Do you remember an elderly person opening a dusty book and reading you a bedtime story? With a small bedside light the story was at a slow pace full of sounds and voices and make-believe as you snuggled under piles of blankets. Sometimes the story was stopped and accented by remarkable tales not printed.
No book you sit down with to read can compare to being read to. Reading a story by yourself means you have to use your own experiences and imagination to visualize the characters, but the spoken voice inflections point your thoughts into new realms of wonder. Like an old radio series that held our breathless attention for hours, pirates have a certain voice and cowboys have a certain sound and you held on tight during a car chase.
When there is no book or reader we have several options. We can lose ourselves in the mass of the macabre called media or close our eyes to be engulfed in music that is just another form of reading black dots. Another option is to sit face-to-face with another human being and tell each other stories.
For telling stories is how we communicate. All the plays and books (even that technical stuff) and movies and television (even the commercials) are just stories. Tall tales or factual historical documentaries, everyone has a story.
Meeting a new person is to find out their story. Once you get passed the labels and become interested enough due to their presentation, you ask to hear their story. Each one is different and though maybe some cross referencing, like a fingerprint is unique to only one.
Some say the 10 best ways to ‘write’ a story is:
1.      Write In One Sitting

2.      Develop Your Protagonist

3.      Create Suspense and Drama

4.      Show, Don’t Tell

5.      Write Good Dialogue

6.      Write About Death

7.      Edit Like a Pro

8.      Know the Rules, Then Break Them

9.      Defeat Writer’s Block

10.   Share Your Work

This may be well to think of before you share your story is a bit of preparation. What do you want to achieve from telling your story? Do you intend to impress the other person with your accoutrements or prestige or knowledge or wealth? Do you wish to impart emotional baggage?

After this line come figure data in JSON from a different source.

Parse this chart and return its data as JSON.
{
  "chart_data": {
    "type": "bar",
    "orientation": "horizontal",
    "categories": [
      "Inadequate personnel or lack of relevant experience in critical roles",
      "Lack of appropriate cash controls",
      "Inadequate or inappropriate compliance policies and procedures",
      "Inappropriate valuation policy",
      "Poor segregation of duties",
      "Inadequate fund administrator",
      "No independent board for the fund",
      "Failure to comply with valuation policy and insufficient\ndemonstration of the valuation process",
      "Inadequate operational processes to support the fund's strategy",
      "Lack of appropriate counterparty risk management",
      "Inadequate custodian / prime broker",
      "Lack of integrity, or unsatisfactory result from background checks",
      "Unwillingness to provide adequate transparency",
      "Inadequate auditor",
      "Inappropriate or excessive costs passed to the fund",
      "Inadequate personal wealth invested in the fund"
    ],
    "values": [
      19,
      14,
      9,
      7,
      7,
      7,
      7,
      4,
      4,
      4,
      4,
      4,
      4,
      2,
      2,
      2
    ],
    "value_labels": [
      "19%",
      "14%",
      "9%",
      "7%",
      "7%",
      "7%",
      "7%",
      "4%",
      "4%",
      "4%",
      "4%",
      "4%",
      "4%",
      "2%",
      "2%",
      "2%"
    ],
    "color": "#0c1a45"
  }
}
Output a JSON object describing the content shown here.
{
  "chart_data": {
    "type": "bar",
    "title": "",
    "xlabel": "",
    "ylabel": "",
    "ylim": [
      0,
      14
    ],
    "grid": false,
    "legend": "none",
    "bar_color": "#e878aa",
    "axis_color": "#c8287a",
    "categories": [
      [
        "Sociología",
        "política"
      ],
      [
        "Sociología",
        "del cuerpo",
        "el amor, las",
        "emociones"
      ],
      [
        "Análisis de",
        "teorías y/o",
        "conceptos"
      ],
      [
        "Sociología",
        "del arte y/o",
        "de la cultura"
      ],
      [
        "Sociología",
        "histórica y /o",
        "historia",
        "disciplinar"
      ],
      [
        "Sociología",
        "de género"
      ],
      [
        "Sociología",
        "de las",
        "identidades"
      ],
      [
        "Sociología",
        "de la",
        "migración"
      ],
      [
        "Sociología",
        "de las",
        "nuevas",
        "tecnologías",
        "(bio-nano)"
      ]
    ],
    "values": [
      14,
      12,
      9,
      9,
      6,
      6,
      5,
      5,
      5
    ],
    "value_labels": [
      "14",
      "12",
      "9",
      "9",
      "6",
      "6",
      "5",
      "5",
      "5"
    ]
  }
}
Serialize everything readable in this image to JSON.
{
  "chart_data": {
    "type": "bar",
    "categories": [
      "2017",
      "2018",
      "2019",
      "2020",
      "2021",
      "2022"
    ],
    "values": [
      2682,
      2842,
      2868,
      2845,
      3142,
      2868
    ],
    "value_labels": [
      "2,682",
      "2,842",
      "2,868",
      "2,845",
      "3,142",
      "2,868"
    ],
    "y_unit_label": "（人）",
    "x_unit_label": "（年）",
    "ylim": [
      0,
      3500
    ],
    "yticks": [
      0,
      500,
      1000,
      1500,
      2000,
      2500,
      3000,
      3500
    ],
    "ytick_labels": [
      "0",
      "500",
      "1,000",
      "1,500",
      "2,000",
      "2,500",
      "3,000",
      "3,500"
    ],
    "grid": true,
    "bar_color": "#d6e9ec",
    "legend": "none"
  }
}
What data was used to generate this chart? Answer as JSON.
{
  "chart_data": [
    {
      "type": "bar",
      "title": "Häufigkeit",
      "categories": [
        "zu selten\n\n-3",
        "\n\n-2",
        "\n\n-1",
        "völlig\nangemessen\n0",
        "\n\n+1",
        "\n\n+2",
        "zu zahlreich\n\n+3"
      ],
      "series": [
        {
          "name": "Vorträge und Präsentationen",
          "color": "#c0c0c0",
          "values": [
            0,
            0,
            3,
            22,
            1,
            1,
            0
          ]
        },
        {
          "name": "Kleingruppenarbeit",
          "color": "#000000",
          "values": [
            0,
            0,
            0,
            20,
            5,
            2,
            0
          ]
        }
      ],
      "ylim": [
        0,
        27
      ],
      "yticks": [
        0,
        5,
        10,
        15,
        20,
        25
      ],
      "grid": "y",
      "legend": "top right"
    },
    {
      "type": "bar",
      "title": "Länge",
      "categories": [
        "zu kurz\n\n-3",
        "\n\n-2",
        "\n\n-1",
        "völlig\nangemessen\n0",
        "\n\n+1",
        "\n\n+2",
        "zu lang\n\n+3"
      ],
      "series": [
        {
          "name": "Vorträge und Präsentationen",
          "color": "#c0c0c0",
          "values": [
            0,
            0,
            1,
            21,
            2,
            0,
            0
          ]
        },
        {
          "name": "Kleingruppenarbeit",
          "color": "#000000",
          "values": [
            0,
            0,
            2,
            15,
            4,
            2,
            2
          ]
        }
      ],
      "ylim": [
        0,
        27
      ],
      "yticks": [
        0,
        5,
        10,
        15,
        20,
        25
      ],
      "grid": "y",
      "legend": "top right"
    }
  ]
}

What do you hope to get in return? A sale? Employment? A laugh? A person who will follow you home to perform illicit acts of devious behavior until exhaustion sets in?

Remember you are the protagonist of your story so make it worth the listen. Get your details straight. Was it Rome or Paris? Was she a red head or a blonde? Add points that you think your listener might relate to. It keeps them interested.

If you are going to relay an overheard story, put your spin on it or it is just a boring carbon copy. Don’t use audio visual aids but include landmarks, seasons, locations and events that relate to the story. If you need pie charts and graphs you will probably need a fact check and footnotes.

A good story can make others laugh or cry or bond or ponder or find an idea to reply to. A bad story is just blowing out words filling up the air and wasting time so know when to draw the curtain.

So tell me a good story while I slip off to la-la-land. No Moonlight.

1 comment:

TripleG said...

Three favorite volumes of stories:
Winesburg, Ohio
Dubliners
In Our Time

...or anything told in visual form by Mr. Hitchcock.